You are hearing the 60 cycle buzz of the e unit.

There is a way to fix it. Convert your layout to DC. I did it with my 1033 transformers.

It is beyond the scope of the forum, I believe, to instruct you how to do it. You can also convert the loco to DC. Both techniques require a bridge rectifier.

One advantage is accessories which use a solenoid, will be quiet. However, accessories using the coil and drive washer, like the rotating beacon, won't work.

All of my knowlege comes from trial and error and a gent who sold me rectifiers at an inflated price. I suggest you buddy up with an EE.


----------



## dangerwildmike (Oct 28, 2013)

So trains don't run in DC as it is? Excuse my ignorance, I am trying to get into the wiring and repair aspect of the hobby.


----------



## servoguy (Jul 10, 2010)

You can install a bridge rectifier inside the loco to convert the 60 Hz AC from the track to DC. You will also need to add a capacitor to smooth out the full wave rectified DC from the bridge. Then, you will also need to drop the DC voltage to a lower lever so you don't cook the coil in the E unit. If you don't know about RMS AC and rectified DC, you might need to educate youself before you do this project.


----------



## Big Ed (Jun 16, 2009)

servoguy said:


> You can install a bridge rectifier inside the loco to convert the 60 Hz AC from the track to DC. You will also need to add a capacitor to smooth out the full wave rectified DC from the bridge. Then, you will also need to drop the DC voltage to a lower lever so you don't cook the coil in the E unit. If you don't know about RMS AC and rectified DC, you might need to educate youself before you do this project.

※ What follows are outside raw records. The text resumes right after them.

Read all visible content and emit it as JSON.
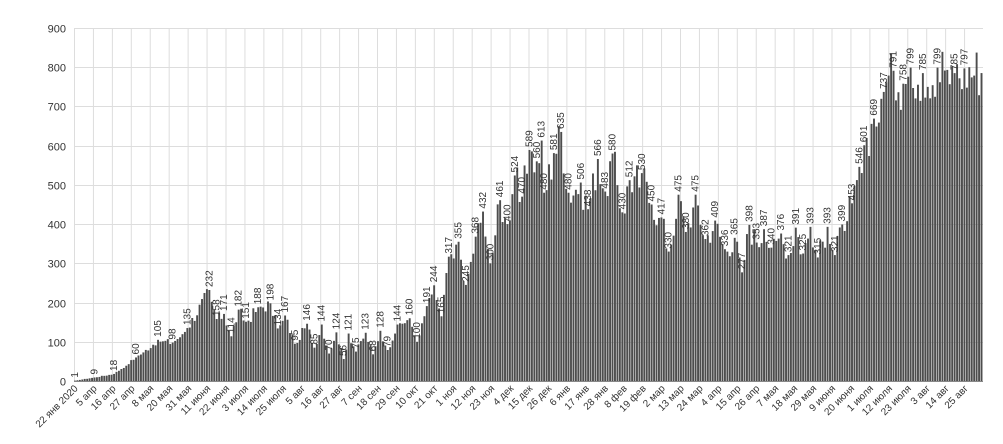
{
  "chart_data": {
    "type": "bar",
    "title": "",
    "xlabel": "",
    "ylabel": "",
    "ylim": [
      0,
      900
    ],
    "yticks": [
      0,
      100,
      200,
      300,
      400,
      500,
      600,
      700,
      800,
      900
    ],
    "grid": true,
    "legend": "none",
    "bar_color": "#4d4d4d",
    "x_tick_labels": [
      "22 янв 2020",
      "5 апр",
      "16 апр",
      "27 апр",
      "8 мая",
      "20 мая",
      "31 мая",
      "11 июня",
      "22 июня",
      "3 июля",
      "14 июля",
      "25 июля",
      "5 авг",
      "16 авг",
      "27 авг",
      "7 сен",
      "18 сен",
      "29 сен",
      "10 окт",
      "21 окт",
      "1 ноя",
      "12 ноя",
      "23 ноя",
      "4 дек",
      "15 дек",
      "26 дек",
      "6 янв",
      "17 янв",
      "28 янв",
      "8 фев",
      "19 фев",
      "2 мар",
      "13 мар",
      "24 мар",
      "4 апр",
      "15 апр",
      "26 апр",
      "7 мая",
      "18 мая",
      "29 мая",
      "9 июня",
      "20 июня",
      "1 июля",
      "12 июля",
      "23 июля",
      "3 авг",
      "14 авг",
      "25 авг"
    ],
    "anchors": [
      [
        0,
        1
      ],
      [
        8,
        9
      ],
      [
        16,
        18
      ],
      [
        25,
        60
      ],
      [
        34,
        105
      ],
      [
        40,
        98
      ],
      [
        46,
        135
      ],
      [
        55,
        232
      ],
      [
        58,
        158
      ],
      [
        61,
        171
      ],
      [
        64,
        114
      ],
      [
        67,
        182
      ],
      [
        70,
        151
      ],
      [
        75,
        188
      ],
      [
        80,
        198
      ],
      [
        83,
        134
      ],
      [
        86,
        167
      ],
      [
        90,
        95
      ],
      [
        95,
        146
      ],
      [
        98,
        85
      ],
      [
        101,
        144
      ],
      [
        104,
        70
      ],
      [
        107,
        124
      ],
      [
        110,
        56
      ],
      [
        112,
        121
      ],
      [
        115,
        75
      ],
      [
        119,
        123
      ],
      [
        122,
        68
      ],
      [
        125,
        128
      ],
      [
        128,
        79
      ],
      [
        132,
        144
      ],
      [
        137,
        160
      ],
      [
        140,
        100
      ],
      [
        144,
        191
      ],
      [
        147,
        244
      ],
      [
        150,
        165
      ],
      [
        153,
        317
      ],
      [
        157,
        355
      ],
      [
        160,
        245
      ],
      [
        164,
        368
      ],
      [
        167,
        432
      ],
      [
        170,
        300
      ],
      [
        174,
        461
      ],
      [
        177,
        400
      ],
      [
        180,
        524
      ],
      [
        183,
        470
      ],
      [
        186,
        589
      ],
      [
        189,
        560
      ],
      [
        191,
        613
      ],
      [
        192,
        480
      ],
      [
        196,
        581
      ],
      [
        199,
        635
      ],
      [
        202,
        480
      ],
      [
        207,
        506
      ],
      [
        210,
        438
      ],
      [
        214,
        566
      ],
      [
        217,
        483
      ],
      [
        220,
        580
      ],
      [
        224,
        430
      ],
      [
        227,
        512
      ],
      [
        232,
        530
      ],
      [
        236,
        450
      ],
      [
        240,
        417
      ],
      [
        243,
        330
      ],
      [
        247,
        475
      ],
      [
        250,
        380
      ],
      [
        254,
        475
      ],
      [
        258,
        362
      ],
      [
        262,
        409
      ],
      [
        266,
        336
      ],
      [
        270,
        365
      ],
      [
        273,
        277
      ],
      [
        276,
        398
      ],
      [
        279,
        353
      ],
      [
        282,
        387
      ],
      [
        285,
        340
      ],
      [
        289,
        376
      ],
      [
        292,
        321
      ],
      [
        295,
        391
      ],
      [
        298,
        325
      ],
      [
        301,
        393
      ],
      [
        304,
        315
      ],
      [
        308,
        393
      ],
      [
        311,
        321
      ],
      [
        314,
        399
      ],
      [
        318,
        453
      ],
      [
        321,
        546
      ],
      [
        323,
        601
      ],
      [
        327,
        669
      ],
      [
        331,
        737
      ],
      [
        335,
        791
      ],
      [
        339,
        758
      ],
      [
        342,
        799
      ],
      [
        347,
        785
      ],
      [
        350,
        790
      ],
      [
        353,
        799
      ],
      [
        356,
        812
      ],
      [
        360,
        785
      ],
      [
        364,
        797
      ],
      [
        371,
        800
      ]
    ],
    "data_labels": [
      [
        0,
        1
      ],
      [
        8,
        9
      ],
      [
        16,
        18
      ],
      [
        25,
        60
      ],
      [
        34,
        105
      ],
      [
        40,
        98
      ],
      [
        46,
        135
      ],
      [
        55,
        232
      ],
      [
        58,
        158
      ],
      [
        61,
        171
      ],
      [
        64,
        114
      ],
      [
        67,
        182
      ],
      [
        70,
        151
      ],
      [
        75,
        188
      ],
      [
        80,
        198
      ],
      [
        83,
        134
      ],
      [
        86,
        167
      ],
      [
        90,
        95
      ],
      [
        95,
        146
      ],
      [
        98,
        85
      ],
      [
        101,
        144
      ],
      [
        104,
        70
      ],
      [
        107,
        124
      ],
      [
        110,
        56
      ],
      [
        112,
        121
      ],
      [
        115,
        75
      ],
      [
        119,
        123
      ],
      [
        122,
        68
      ],
      [
        125,
        128
      ],
      [
        128,
        79
      ],
      [
        132,
        144
      ],
      [
        137,
        160
      ],
      [
        140,
        100
      ],
      [
        144,
        191
      ],
      [
        147,
        244
      ],
      [
        150,
        165
      ],
      [
        153,
        317
      ],
      [
        157,
        355
      ],
      [
        160,
        245
      ],
      [
        164,
        368
      ],
      [
        167,
        432
      ],
      [
        170,
        300
      ],
      [
        174,
        461
      ],
      [
        177,
        400
      ],
      [
        180,
        524
      ],
      [
        183,
        470
      ],
      [
        186,
        589
      ],
      [
        189,
        560
      ],
      [
        191,
        613
      ],
      [
        192,
        480
      ],
      [
        196,
        581
      ],
      [
        199,
        635
      ],
      [
        202,
        480
      ],
      [
        207,
        506
      ],
      [
        210,
        438
      ],
      [
        214,
        566
      ],
      [
        217,
        483
      ],
      [
        220,
        580
      ],
      [
        224,
        430
      ],
      [
        227,
        512
      ],
      [
        232,
        530
      ],
      [
        236,
        450
      ],
      [
        240,
        417
      ],
      [
        243,
        330
      ],
      [
        247,
        475
      ],
      [
        250,
        380
      ],
      [
        254,
        475
      ],
      [
        258,
        362
      ],
      [
        262,
        409
      ],
      [
        266,
        336
      ],
      [
        270,
        365
      ],
      [
        273,
        277
      ],
      [
        276,
        398
      ],
      [
        279,
        353
      ],
      [
        282,
        387
      ],
      [
        285,
        340
      ],
      [
        289,
        376
      ],
      [
        292,
        321
      ],
      [
        295,
        391
      ],
      [
        298,
        325
      ],
      [
        301,
        393
      ],
      [
        304,
        315
      ],
      [
        308,
        393
      ],
      [
        311,
        321
      ],
      [
        314,
        399
      ],
      [
        318,
        453
      ],
      [
        321,
        546
      ],
      [
        323,
        601
      ],
      [
        327,
        669
      ],
      [
        331,
        737
      ],
      [
        335,
        791
      ],
      [
        339,
        758
      ],
      [
        342,
        799
      ],
      [
        347,
        785
      ],
      [
        353,
        799
      ],
      [
        360,
        785
      ],
      [
        364,
        797
      ]
    ]
  }
}
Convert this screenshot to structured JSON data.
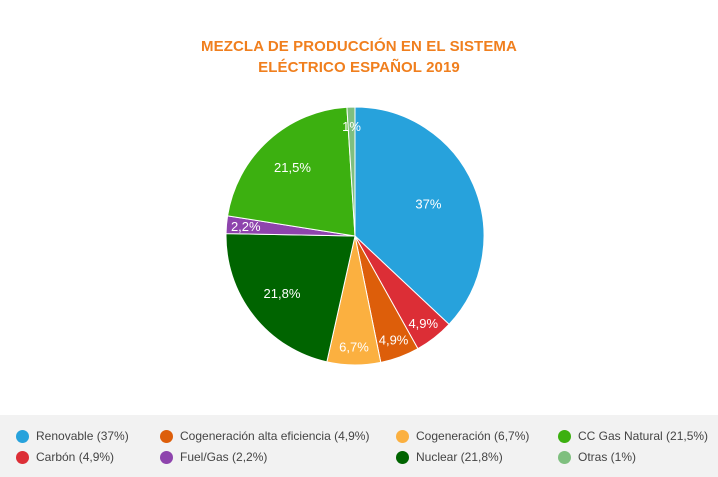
{
  "title_line1": "MEZCLA DE PRODUCCIÓN EN EL SISTEMA",
  "title_line2": "ELÉCTRICO ESPAÑOL 2019",
  "colors": {
    "title": "#f07f1e",
    "legend_bg": "#f2f2f2"
  },
  "chart_data": {
    "type": "pie",
    "title": "MEZCLA DE PRODUCCIÓN EN EL SISTEMA ELÉCTRICO ESPAÑOL 2019",
    "slices": [
      {
        "label": "Renovable",
        "value": 37.0,
        "display": "37%",
        "color": "#27a2dc"
      },
      {
        "label": "Carbón",
        "value": 4.9,
        "display": "4,9%",
        "color": "#dc2e36"
      },
      {
        "label": "Cogeneración alta eficiencia",
        "value": 4.9,
        "display": "4,9%",
        "color": "#dd5e0a"
      },
      {
        "label": "Cogeneración",
        "value": 6.7,
        "display": "6,7%",
        "color": "#fbb040"
      },
      {
        "label": "Nuclear",
        "value": 21.8,
        "display": "21,8%",
        "color": "#006400"
      },
      {
        "label": "Fuel/Gas",
        "value": 2.2,
        "display": "2,2%",
        "color": "#8e44ad"
      },
      {
        "label": "CC Gas Natural",
        "value": 21.5,
        "display": "21,5%",
        "color": "#3cb010"
      },
      {
        "label": "Otras",
        "value": 1.0,
        "display": "1%",
        "color": "#7fbf7f"
      }
    ],
    "legend_placement": "bottom",
    "legend": [
      {
        "text": "Renovable (37%)",
        "color": "#27a2dc"
      },
      {
        "text": "Cogeneración alta eficiencia (4,9%)",
        "color": "#dd5e0a"
      },
      {
        "text": "Cogeneración (6,7%)",
        "color": "#fbb040"
      },
      {
        "text": "CC Gas Natural (21,5%)",
        "color": "#3cb010"
      },
      {
        "text": "Carbón (4,9%)",
        "color": "#dc2e36"
      },
      {
        "text": "Fuel/Gas (2,2%)",
        "color": "#8e44ad"
      },
      {
        "text": "Nuclear (21,8%)",
        "color": "#006400"
      },
      {
        "text": "Otras (1%)",
        "color": "#7fbf7f"
      }
    ]
  }
}
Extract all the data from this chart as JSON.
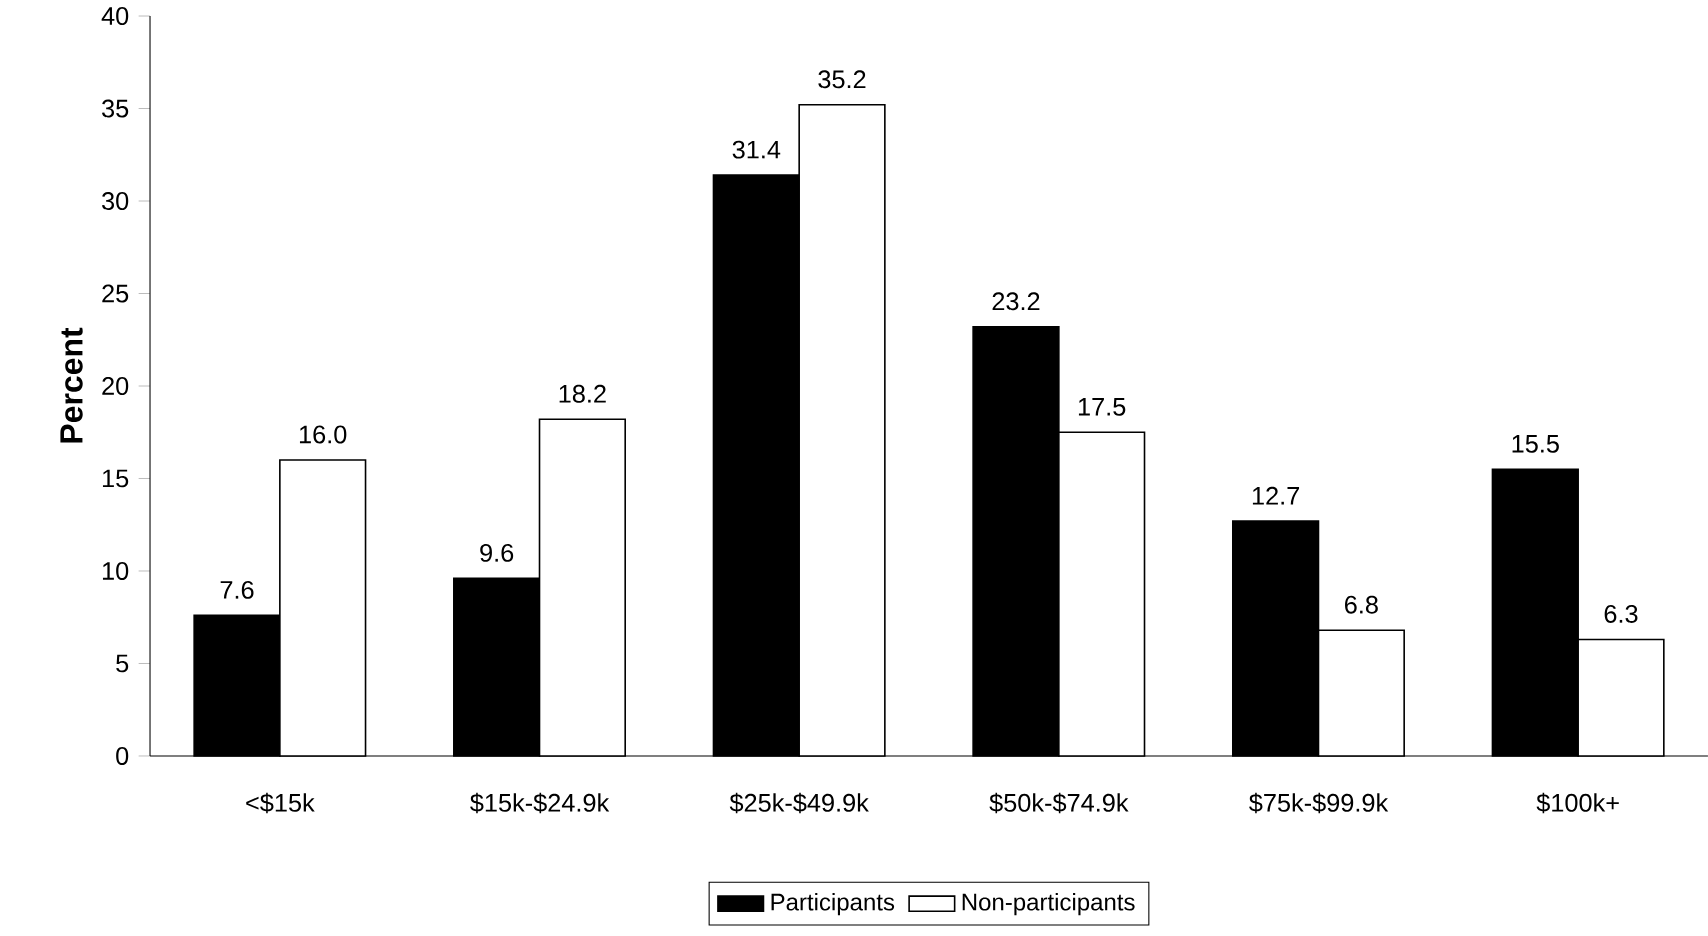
{
  "chart_data": {
    "type": "bar",
    "ylabel": "Percent",
    "categories": [
      "<$15k",
      "$15k-$24.9k",
      "$25k-$49.9k",
      "$50k-$74.9k",
      "$75k-$99.9k",
      "$100k+"
    ],
    "series": [
      {
        "name": "Participants",
        "color": "#000000",
        "values": [
          7.6,
          9.6,
          31.4,
          23.2,
          12.7,
          15.5
        ],
        "value_labels": [
          "7.6",
          "9.6",
          "31.4",
          "23.2",
          "12.7",
          "15.5"
        ]
      },
      {
        "name": "Non-participants",
        "color": "#ffffff",
        "values": [
          16.0,
          18.2,
          35.2,
          17.5,
          6.8,
          6.3
        ],
        "value_labels": [
          "16.0",
          "18.2",
          "35.2",
          "17.5",
          "6.8",
          "6.3"
        ]
      }
    ],
    "ylim": [
      0,
      40
    ],
    "yticks": [
      0,
      5,
      10,
      15,
      20,
      25,
      30,
      35,
      40
    ],
    "grid": false,
    "legend": "bottom"
  }
}
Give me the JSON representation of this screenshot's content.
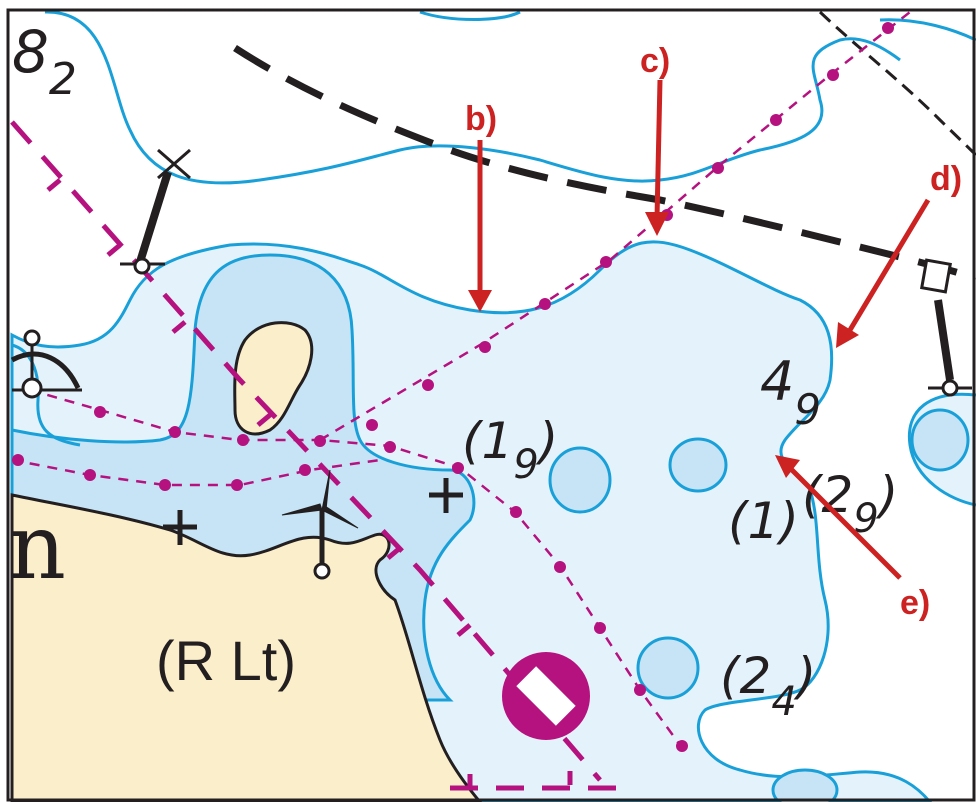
{
  "colors": {
    "deep_water": "#ffffff",
    "shallow_water": "#e4f3fb",
    "very_shallow_water": "#c6e4f5",
    "land": "#fbeecb",
    "contour": "#1aa0d8",
    "magenta": "#b5127f",
    "annotation": "#cc2222",
    "ink": "#231f20"
  },
  "soundings": {
    "s8": {
      "main": "8",
      "sub": "2"
    },
    "s4": {
      "main": "4",
      "sub": "9"
    },
    "s19": {
      "main": "(1",
      "sub": "9",
      "close": ")"
    },
    "s29": {
      "main": "(2",
      "sub": "9",
      "close": ")"
    },
    "s1": {
      "main": "(1)"
    },
    "s24": {
      "main": "(2",
      "sub": "4",
      "close": ")"
    }
  },
  "callouts": {
    "b": "b)",
    "c": "c)",
    "d": "d)",
    "e": "e)"
  },
  "land_label": "(R Lt)",
  "land_letter": "n",
  "icons": [
    "beacon-icon",
    "topmark-x-icon",
    "topmark-square-icon",
    "wind-turbine-icon",
    "radar-station-icon",
    "restricted-area-buoy-icon",
    "danger-cross-icon"
  ]
}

Would an electronic e unit work?


----------



## BigAl56 (Dec 14, 2011)

The buzz sound has been around over 75 years since the introduction of the e-unit. It's part of the charm of operating PW Lionel trains.

You can eliminate it with a bridge rectifier or replacing the mechanical e-unit with an electronic one. You can buy a Williams 44-toner for not too much these days. They are excellent copies of the Lionel PW design and use all electronic controls so no buzz.


----------



## dangerwildmike (Oct 28, 2013)

So is that the only way to stop a buzzing E-unit? I'd rather keep it A/C, I just want to stop the noise or quiet it down a lot


----------



## gunrunnerjohn (Nov 10, 2010)

You can use an AC compatible electronic reverse unit, it won't make any sounds at all. A Dallee Model 400 ($44.95) board will control the AC motor and it's be quiet as a church-mouse.


----------



## dangerwildmike (Oct 28, 2013)

I'm starting to think if I am going to buy just the board I may as well buy a new 44 ton'er for 100 bucks that comes with the board, headlight, and horn. Hmmmmmm, debates man.


----------



## BigAl56 (Dec 14, 2011)

44-toners equipped with electronic horn and bell for $75 and up at Trainworld. http://www.trainworldonline.com/catalog/williams/diesel-engines/44-tonner/


----------



## gunrunnerjohn (Nov 10, 2010)

That seems to be the way to go.


----------



## Big Ed (Jun 16, 2009)

How much do you want for the Lehigh Valley?

What kind of shape is it in?
Is it the #625 or #627?


----------